May has written extensively on Gilles Deleuze, Jacques Ranciere and post-structural anarchism. His books include Gilles Deleuze: An Introduction and The Political Thought of Jacques Ranciere: Creating Equality (which is awesome, by the way).
In the essay, May attributes our violent culture to competitive individualism, our cultural insecurity in the face of Vietnam and Iraq and the social erosion caused by neoliberalism.
May argues that while nonviolence will not magically stop the war on terror global campaign to drop bombs on people of color, he advocates a humanistic politics that stresses that the cop in riot armor beating you is a person too.
We must understand first that nonviolence is not passivity. It is instead creative activity. That activity takes place within particular limits. To put the point a bit simply, those limits are the recognition of others as fellow human beings, even when they are our adversaries. That recognition does not require that we acquiesce to the demands of others when we disagree. Rather, it requires that our action, even when it coerces the other (as boycotts, strikes, sit-ins and human blockades often do), does not aim to destroy that other in his or her humanity. It requires that we recognize others as fellow human beings, even when they are on the other side of the barricades.

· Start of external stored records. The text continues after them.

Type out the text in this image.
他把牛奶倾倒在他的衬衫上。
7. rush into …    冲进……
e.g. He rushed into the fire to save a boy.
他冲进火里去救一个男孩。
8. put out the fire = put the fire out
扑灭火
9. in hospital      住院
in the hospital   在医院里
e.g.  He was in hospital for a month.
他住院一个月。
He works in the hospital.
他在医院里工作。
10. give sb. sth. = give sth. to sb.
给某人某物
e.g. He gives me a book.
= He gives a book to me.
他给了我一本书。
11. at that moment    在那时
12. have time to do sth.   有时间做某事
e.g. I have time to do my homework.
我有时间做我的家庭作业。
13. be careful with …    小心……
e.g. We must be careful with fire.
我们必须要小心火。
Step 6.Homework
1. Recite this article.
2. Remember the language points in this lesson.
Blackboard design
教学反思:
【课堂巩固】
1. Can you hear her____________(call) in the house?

…To recognize someone’s humanity is, in perhaps the most important way, to recognize him or her as an equal. Each of us, nonviolence teaches, carries our humanity within us. That humanity cannot always be appealed to. In some cases, as with the tragedy at Sandy Hook, it can even become nearly irrelevant. However, in all but the most extreme cases nonviolence summons us to recognize that humanity even when it cannot serve as the basis for negotiation or resolution. It demands that we who act do so with a firm gaze upon the face of the other. It demands the acknowledgment that we are all fragile beings, nexuses of hope and fear, children of some mother and perhaps parents to others: that is, no more and no less than fellow human beings in a world fraught with imponderables.